Il ragionamento dei giudici, per quanto condivisibile a livello astratto, rischia di scontrarsi proprio con la realtà (e con la logica) del sistema impugnatorio super-accelerato del processo degli appalti che, al contrario, si pretenderebbe di tutelare.

In effetti, la riduzione a trenta giorni del termine decadenziale di impugnazione e l’indifferenza (quanto al profilo ad esempio dell’interruzione o della sospensione) della presentazione dell’istanza ex art. 243-bis circa “il decorso del termine per la proposizione del ricorso giurisdizionale” (comma 3), rende lo strumento difficilmente utilizzabile e, quindi, poco efficace.

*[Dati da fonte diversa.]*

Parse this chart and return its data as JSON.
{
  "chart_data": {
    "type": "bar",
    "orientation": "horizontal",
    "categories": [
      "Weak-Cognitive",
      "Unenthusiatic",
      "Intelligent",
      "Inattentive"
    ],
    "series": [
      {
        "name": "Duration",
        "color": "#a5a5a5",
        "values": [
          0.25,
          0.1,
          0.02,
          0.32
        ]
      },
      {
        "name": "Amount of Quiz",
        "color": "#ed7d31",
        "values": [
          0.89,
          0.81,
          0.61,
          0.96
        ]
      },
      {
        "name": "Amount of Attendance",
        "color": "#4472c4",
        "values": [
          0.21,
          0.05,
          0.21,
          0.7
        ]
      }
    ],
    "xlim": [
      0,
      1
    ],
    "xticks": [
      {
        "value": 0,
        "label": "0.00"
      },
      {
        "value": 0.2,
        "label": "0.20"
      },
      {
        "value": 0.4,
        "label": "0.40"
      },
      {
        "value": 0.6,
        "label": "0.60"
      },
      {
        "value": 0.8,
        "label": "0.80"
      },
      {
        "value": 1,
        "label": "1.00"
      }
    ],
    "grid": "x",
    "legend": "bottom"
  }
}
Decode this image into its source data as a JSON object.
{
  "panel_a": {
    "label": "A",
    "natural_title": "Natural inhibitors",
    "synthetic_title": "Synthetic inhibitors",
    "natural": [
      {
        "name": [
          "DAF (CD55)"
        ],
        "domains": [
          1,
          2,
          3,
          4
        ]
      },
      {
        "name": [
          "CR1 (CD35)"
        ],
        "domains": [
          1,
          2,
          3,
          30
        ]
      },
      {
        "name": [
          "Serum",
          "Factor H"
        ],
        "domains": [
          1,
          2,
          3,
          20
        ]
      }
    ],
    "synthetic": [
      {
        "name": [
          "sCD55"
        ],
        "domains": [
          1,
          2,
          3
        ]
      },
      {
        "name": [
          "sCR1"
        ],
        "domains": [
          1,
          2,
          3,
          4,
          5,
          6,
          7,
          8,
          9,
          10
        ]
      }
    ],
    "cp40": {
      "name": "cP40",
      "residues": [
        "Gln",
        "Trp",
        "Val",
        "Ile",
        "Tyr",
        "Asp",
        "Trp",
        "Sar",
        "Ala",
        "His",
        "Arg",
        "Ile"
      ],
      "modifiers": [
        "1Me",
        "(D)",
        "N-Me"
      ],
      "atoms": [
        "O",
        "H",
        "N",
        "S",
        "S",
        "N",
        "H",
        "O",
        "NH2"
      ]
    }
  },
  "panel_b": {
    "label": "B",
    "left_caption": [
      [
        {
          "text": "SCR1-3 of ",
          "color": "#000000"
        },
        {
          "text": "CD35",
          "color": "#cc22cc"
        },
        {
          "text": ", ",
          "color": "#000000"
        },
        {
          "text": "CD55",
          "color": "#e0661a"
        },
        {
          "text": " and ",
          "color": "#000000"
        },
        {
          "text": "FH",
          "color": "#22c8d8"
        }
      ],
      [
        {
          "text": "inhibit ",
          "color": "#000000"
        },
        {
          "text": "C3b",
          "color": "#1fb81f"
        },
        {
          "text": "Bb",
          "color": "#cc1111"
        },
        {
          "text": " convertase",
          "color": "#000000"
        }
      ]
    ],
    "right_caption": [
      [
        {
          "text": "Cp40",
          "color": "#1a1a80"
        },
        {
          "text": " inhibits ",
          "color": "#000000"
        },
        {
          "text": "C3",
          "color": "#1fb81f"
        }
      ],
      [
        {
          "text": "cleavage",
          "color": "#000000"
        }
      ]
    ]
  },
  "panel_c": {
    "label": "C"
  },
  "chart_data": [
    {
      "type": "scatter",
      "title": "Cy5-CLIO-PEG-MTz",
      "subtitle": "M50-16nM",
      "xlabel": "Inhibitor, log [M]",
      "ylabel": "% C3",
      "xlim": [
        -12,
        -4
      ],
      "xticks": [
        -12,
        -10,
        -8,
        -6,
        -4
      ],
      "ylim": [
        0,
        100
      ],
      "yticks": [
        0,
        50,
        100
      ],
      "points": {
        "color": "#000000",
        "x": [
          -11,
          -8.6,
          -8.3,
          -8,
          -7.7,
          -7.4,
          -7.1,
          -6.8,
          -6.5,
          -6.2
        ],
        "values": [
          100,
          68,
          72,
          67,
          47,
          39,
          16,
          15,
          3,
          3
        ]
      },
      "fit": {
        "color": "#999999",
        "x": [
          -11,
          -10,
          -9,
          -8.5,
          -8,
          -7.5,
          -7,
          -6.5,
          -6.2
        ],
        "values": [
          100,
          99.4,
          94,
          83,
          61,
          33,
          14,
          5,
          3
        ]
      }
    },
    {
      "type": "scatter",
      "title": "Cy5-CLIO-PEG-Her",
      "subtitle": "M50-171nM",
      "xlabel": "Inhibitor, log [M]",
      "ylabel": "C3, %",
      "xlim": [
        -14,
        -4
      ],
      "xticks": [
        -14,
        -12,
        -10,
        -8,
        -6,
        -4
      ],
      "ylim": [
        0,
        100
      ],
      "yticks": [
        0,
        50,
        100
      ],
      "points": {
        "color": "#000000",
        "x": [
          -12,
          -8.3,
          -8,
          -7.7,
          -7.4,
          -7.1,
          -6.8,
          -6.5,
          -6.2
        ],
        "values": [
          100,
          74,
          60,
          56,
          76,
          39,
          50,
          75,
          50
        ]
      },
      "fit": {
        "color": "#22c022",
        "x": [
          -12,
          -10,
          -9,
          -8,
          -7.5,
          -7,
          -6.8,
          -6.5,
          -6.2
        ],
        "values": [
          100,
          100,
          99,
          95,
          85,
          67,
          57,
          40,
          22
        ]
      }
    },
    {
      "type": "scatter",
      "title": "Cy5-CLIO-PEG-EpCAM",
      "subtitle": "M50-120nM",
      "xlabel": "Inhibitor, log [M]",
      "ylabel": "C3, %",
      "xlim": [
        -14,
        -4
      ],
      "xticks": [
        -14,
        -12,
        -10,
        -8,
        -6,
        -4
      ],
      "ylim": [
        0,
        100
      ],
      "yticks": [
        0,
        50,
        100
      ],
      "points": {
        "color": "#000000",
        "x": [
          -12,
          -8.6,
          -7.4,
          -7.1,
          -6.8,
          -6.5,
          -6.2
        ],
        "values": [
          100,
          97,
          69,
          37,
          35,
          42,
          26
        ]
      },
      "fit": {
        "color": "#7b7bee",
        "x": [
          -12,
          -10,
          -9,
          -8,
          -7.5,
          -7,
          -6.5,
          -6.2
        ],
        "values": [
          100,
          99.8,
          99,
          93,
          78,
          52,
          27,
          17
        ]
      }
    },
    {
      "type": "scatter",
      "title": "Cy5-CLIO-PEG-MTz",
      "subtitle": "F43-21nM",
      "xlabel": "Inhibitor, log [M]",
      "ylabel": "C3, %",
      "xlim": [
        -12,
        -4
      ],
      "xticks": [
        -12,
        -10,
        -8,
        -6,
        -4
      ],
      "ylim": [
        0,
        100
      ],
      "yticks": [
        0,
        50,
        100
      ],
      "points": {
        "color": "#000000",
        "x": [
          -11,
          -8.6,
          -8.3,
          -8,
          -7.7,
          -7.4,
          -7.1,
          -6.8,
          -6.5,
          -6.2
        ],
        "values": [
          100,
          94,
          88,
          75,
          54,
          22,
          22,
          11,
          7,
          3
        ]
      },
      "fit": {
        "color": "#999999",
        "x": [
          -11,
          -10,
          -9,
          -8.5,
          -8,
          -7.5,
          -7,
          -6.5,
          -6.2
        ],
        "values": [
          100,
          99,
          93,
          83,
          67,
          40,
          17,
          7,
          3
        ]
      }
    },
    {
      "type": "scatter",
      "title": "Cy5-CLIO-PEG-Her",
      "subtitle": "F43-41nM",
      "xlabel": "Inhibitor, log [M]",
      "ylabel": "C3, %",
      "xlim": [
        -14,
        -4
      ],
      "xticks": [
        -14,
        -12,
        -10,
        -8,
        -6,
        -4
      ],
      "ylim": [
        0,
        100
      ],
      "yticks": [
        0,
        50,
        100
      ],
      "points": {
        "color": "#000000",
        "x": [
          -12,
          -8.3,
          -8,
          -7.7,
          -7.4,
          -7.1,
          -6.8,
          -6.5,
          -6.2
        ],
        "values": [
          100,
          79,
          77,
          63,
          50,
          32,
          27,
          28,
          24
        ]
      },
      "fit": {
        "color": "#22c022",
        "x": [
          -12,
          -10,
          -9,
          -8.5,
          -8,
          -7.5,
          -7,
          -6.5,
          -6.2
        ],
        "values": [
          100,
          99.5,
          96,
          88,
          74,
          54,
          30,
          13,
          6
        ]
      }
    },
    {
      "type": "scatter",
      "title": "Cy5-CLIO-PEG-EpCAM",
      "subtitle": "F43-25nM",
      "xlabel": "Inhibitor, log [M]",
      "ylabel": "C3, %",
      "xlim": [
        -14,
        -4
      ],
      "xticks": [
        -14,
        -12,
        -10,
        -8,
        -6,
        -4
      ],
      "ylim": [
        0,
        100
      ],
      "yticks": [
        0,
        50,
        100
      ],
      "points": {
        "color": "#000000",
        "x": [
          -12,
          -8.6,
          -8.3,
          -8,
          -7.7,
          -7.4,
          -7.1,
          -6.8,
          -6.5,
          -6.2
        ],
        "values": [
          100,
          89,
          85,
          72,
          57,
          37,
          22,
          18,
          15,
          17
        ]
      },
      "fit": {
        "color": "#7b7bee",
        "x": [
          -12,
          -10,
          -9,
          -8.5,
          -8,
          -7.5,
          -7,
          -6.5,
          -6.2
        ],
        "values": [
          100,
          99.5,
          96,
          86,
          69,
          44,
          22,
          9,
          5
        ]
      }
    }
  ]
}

Si pensi al caso tipico: il secondo classificato riceve la comunicazione dell’aggiudicazione in favore di un altro concorrente. Tale soggetto ha dieci giorni per l’accesso diretto-informale. A tale termine occorre aggiungere il tempo tecnico materialmente necessario ad ottenere copia di tutta la documentazione della procedura (molto voluminosa soprattutto nelle gare all’offerta economicamente più vantaggiosa), a reperire una assistenza legale e allo studio della questione per la corretta impostazione di una difesa tecnica. Solo superati tali steps sarà possibile presentare un ‘consapevole’ preavviso di ricorso ex art. 243-bis. È gioco forza, dunque, che il privato non sia riuscito a compiere tali attività in meno di 15 giorni dalla comunicazione dell’avvenuta aggiudicazione.

Ne consegue che, vista l’irrilevanza della presentazione del preavviso sul decorso del termine di impugnazione, quest’ultimo verrà a scadenza prima che la P.A. si sia formalmente pronunciata sull’istanza ovvero si sia formato il silenzio-rigetto. Il privato sarà, dunque, costretto in ogni caso a predisporre e notificare un ricorso giurisdizionale, venendo così meno lo scopo deflattivo.

Nel quadro descritto pretendere, altresì, l’impugnazione specifica della risposta, espressa o tacita, sull’istanza ex art. 243-bis rischia di imporre al ricorrente un onere non giustificato con potenziale contrasto anche con le direttive comunitarie secondo cui deve essere garantito un rapido, efficace (e aggiungiamo) semplice accesso al rimedio giurisdizionale. Se poi si considera anche la debenza (quanto meno in caso di provvedimento di diniego espresso) di un ulteriore contributo unificato di importo di 4.000 euro, il ‘nuovo’ adempimento richiesto appare ancor più gravoso.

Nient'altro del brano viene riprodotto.